The House·Analysis

A parade of critics: How Andrew Scheer's views on same-sex marriage still divide his own party

This week on The House, Chris Hall meets new Conservative deputy leader Leona Alleslev, who defends Andrew Scheer's right to his own personal beliefs on same-sex marriage. But it's a position Rachel Curran, a key adviser to former prime minister Stephen Harper, calls a "deal-breaker" for her and other party supporters. Also, on the one-year anniversary of Huawei executive Meng Wanzhou’s arrest, Chris Hall speaks with Alykhan Velshi, vice-president of corporate affairs for Huawei Technologies Canada, and Susan Gregson, retired Canadian diplomat, China expert and senior fellow at the University of Ottawa.

Alleslev addresses Scheer's stance on Pride, questions why people aren't asked about St.
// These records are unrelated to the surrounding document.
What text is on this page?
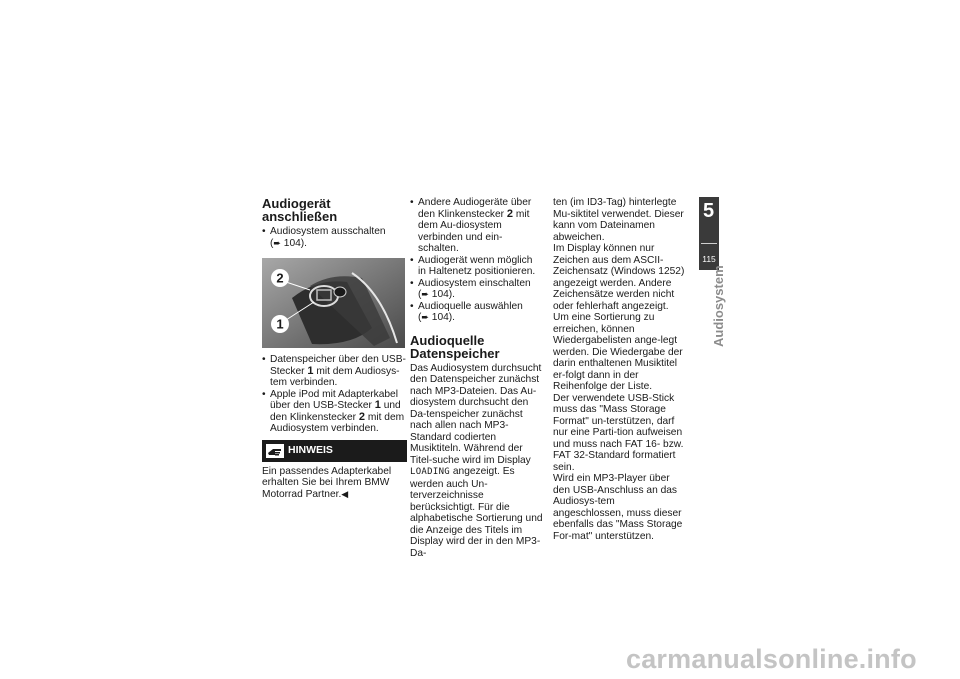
Audiogerät anschließen
• Audiosystem ausschalten
(➨ 104).
2
1
• Datenspeicher über den USB-Stecker 1 mit dem Audiosys-tem verbinden.
• Apple iPod mit Adapterkabel über den USB-Stecker 1 und den Klinkenstecker 2 mit dem Audiosystem verbinden.
HINWEIS

Ein passendes Adapterkabel erhalten Sie bei Ihrem BMW Motorrad Partner.◀

• Andere Audiogeräte über den Klinkenstecker 2 mit dem Au-diosystem verbinden und ein-schalten.
• Audiogerät wenn möglich in Haltenetz positionieren.
• Audiosystem einschalten
(➨ 104).
• Audioquelle auswählen
(➨ 104).
Audioquelle Datenspeicher

Das Audiosystem durchsucht den Datenspeicher zunächst nach MP3-Dateien. Das Au-diosystem durchsucht den Da-tenspeicher zunächst nach allen nach MP3-Standard codierten Musiktiteln. Während der Titel-suche wird im Display LOADING angezeigt. Es werden auch Un-terverzeichnisse berücksichtigt. Für die alphabetische Sortierung und die Anzeige des Titels im Display wird der in den MP3-Da-

ten (im ID3-Tag) hinterlegte Mu-siktitel verwendet. Dieser kann vom Dateinamen abweichen.

Im Display können nur Zeichen aus dem ASCII-Zeichensatz (Windows 1252) angezeigt werden. Andere Zeichensätze werden nicht oder fehlerhaft angezeigt.

Um eine Sortierung zu erreichen, können Wiedergabelisten ange-legt werden. Die Wiedergabe der darin enthaltenen Musiktitel er-folgt dann in der Reihenfolge der Liste.

Der verwendete USB-Stick muss das "Mass Storage Format" un-terstützen, darf nur eine Parti-tion aufweisen und muss nach FAT 16- bzw. FAT 32-Standard formatiert sein.

Wird ein MP3-Player über den USB-Anschluss an das Audiosys-tem angeschlossen, muss dieser ebenfalls das "Mass Storage For-mat" unterstützen.

5
115
Audiosystem
carmanualsonline.info
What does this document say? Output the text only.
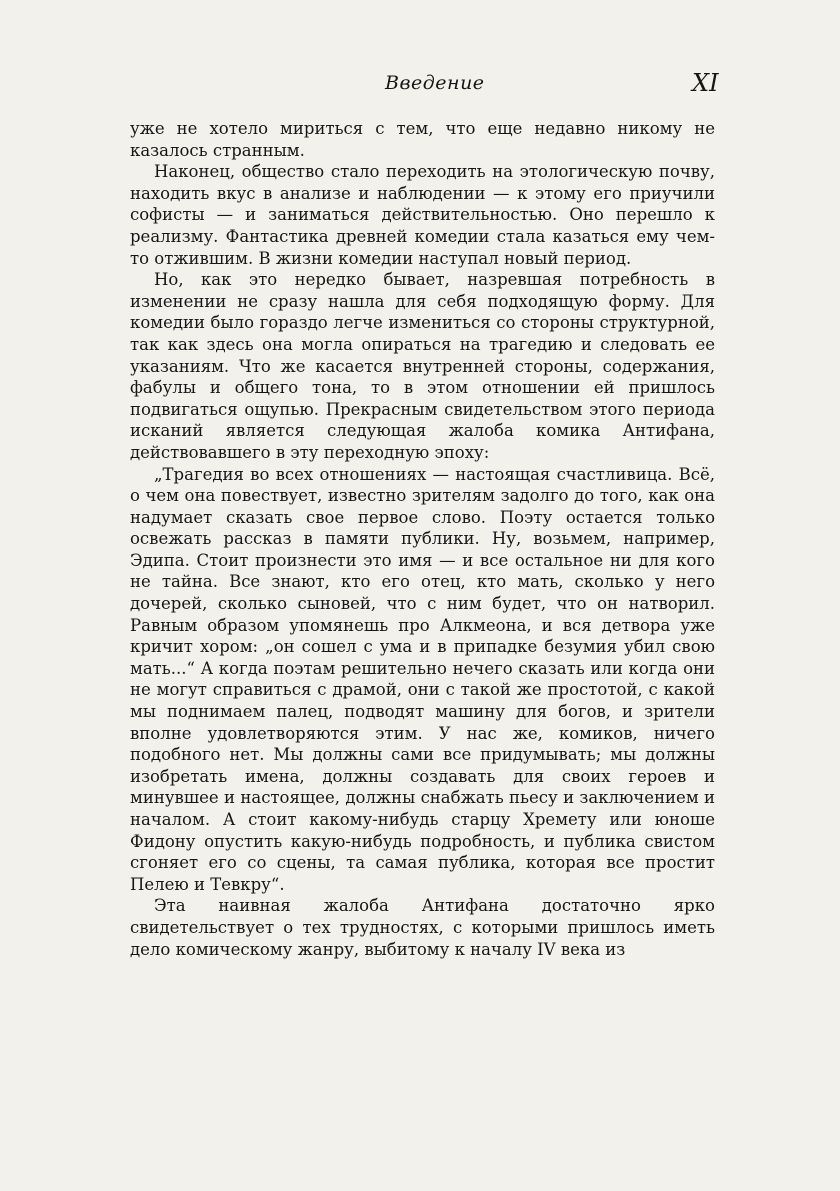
Введение	XI

уже не хотело мириться с тем, что еще недавно никому не казалось странным.

Наконец, общество стало переходить на этологическую почву, находить вкус в анализе и наблюдении — к этому его приучили софисты — и заниматься действительностью. Оно перешло к реализму. Фантастика древней комедии стала казаться ему чем-то отжившим. В жизни комедии наступал новый период.

Но, как это нередко бывает, назревшая потребность в изменении не сразу нашла для себя подходящую форму. Для комедии было гораздо легче измениться со стороны структурной, так как здесь она могла опираться на трагедию и следовать ее указаниям. Что же касается внутренней стороны, содержания, фабулы и общего тона, то в этом отношении ей пришлось подвигаться ощупью. Прекрасным свидетельством этого периода исканий является следующая жалоба комика Антифана, действовавшего в эту переходную эпоху:

„Трагедия во всех отношениях — настоящая счастливица. Всё, о чем она повествует, известно зрителям задолго до того, как она надумает сказать свое первое слово. Поэту остается только освежать рассказ в памяти публики. Ну, возьмем, например, Эдипа. Стоит произнести это имя — и все остальное ни для кого не тайна. Все знают, кто его отец, кто мать, сколько у него дочерей, сколько сыновей, что с ним будет, что он натворил. Равным образом упомянешь про Алкмеона, и вся детвора уже кричит хором: „он сошел с ума и в припадке безумия убил свою мать...“ А когда поэтам решительно нечего сказать или когда они не могут справиться с драмой, они с такой же простотой, с какой мы поднимаем палец, подводят машину для богов, и зрители вполне удовлетворяются этим. У нас же, комиков, ничего подобного нет. Мы должны сами все придумывать; мы должны изобретать имена, должны создавать для своих героев и минувшее и настоящее, должны снабжать пьесу и заключением и началом. А стоит какому-нибудь старцу Хремету или юноше Фидону опустить какую-нибудь подробность, и публика свистом сгоняет его со сцены, та самая публика, которая все простит Пелею и Тевкру“.

Эта наивная жалоба Антифана достаточно ярко свидетельствует о тех трудностях, с которыми пришлось иметь дело комическому жанру, выбитому к началу IV века из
Patrick's Day parades

Conservative Leader Andrew Scheer named Toronto-area MP Leona Alleslev deputy leader this week. (Adrian Wyld/The Canadian Press)

By Chris Hall, national affairs editor and host of The House

The Conservative Party's new deputy leader said Friday that Andrew Scheer has the right to not march in pride parades, and the party must make room for people like the Conservative leader who hold strong religious beliefs.

"I think that that's obviously his choice and we live in a country where that's his choice," Leona Alleslev said in an interview airing this morning on CBC Radio's The House. "Have we asked anybody if they marched in a St. Patrick's Day parade?"

Scheer's stance on social issues such as same-sex marriage is helping to drive a growing campaign inside the party to force him out as leader.

A number of prominent Conservatives have written opinion columns and appeared on CBC and other networks arguing that the party is woefully out of step with Canadians on an issue of basic human rights.

"This is a real deal-breaker for me, it's a deal-breaker for a lot of Conservatives," said Rachel Curran, who served as former prime minister Stephen Harper's policy director and now works at his consulting firm, Harper and Associates.

"There should be no equivocation around this," Curran told The House. "There is no room in the Conservative Party for anti-gay bigotry or for a view that same-sex marriage is somehow illegitimate or inferior to other unions, and that goes for childless marriage as well."

Scheer's most prominent detractors say they believe his clear discomfort with questions about his personal views on social issues during the campaign kept the issue alive, costing the party seats in Ontario and Quebec and, ultimately, the election.

Many say they've seen no change since then.

"The Conservative Party appears incapable of even offering table-stakes pleasantries to LGBTQ Canadians, while other cultural groups, be they religious, national or ethnic, command that respect without question," wrote key campaign organizers Melissa Lantsman and Jamie Ellerton in the Globe and Mail. 

This week, two other prominent Conservatives, Kory Teneycke and Jeff Ballingall, launched an online campaign called Conservative Victory to push Scheer to step aside.

The campaign posted an anti-Scheer ad on Facebook on Wednesday. Ballingall told CBC News they're also planning to hire organizers and launch a social media campaign to put pressure on Scheer.

Scheer's opponents insist the Conservatives can't win the next election with him as leader. Alleslev disagrees.

"So the question is, do we not have room then for someone of a different faith or a different set of beliefs as prime minister?" she said. "Are we really sending a signal that there's no room for inclusion and tolerance at the most senior level?

"I'm proud to be in a party that values and includes all perspectives. I think maybe he was uncomfortable. I can't speak for him, simply because his beliefs do have a place in Canada, just as much as everyone else's do."

Former conservative cabinet minister John Baird is putting the final touches on his review of the Conservative campaign. He was tasked with telling the party where it failed and what it can do to avoid another loss.

Conservatives went into the fall election insisting Justin Trudeau and the Liberals were vulnerable and that the prime minister's own missteps during the campaign — including his inability to recall just how many times he'd appeared in blackface when he was younger — offered a clearer path to victory for Scheer.

The sting of October's defeat is still being felt in Conservative circles.

Curran said she doesn't believe Scheer can change. She said his statements since the election on LGBTQ issues show he doesn't understand that many Canadians don't share his views, or that he recognizes his own views need to evolve.

"I think that's a real problem for a lot of Conservatives … and I think we need to make it clear that these are not views that the Conservative Party of Canada is going to accept going forward."

So the questions over Scheer's leadership will continue, as will the push to get him to leave before the party's April convention — where he will face a mandatory leadership review he could still win. And that outcome, his critics say, would ensure the party loses the next election, whenever it happens.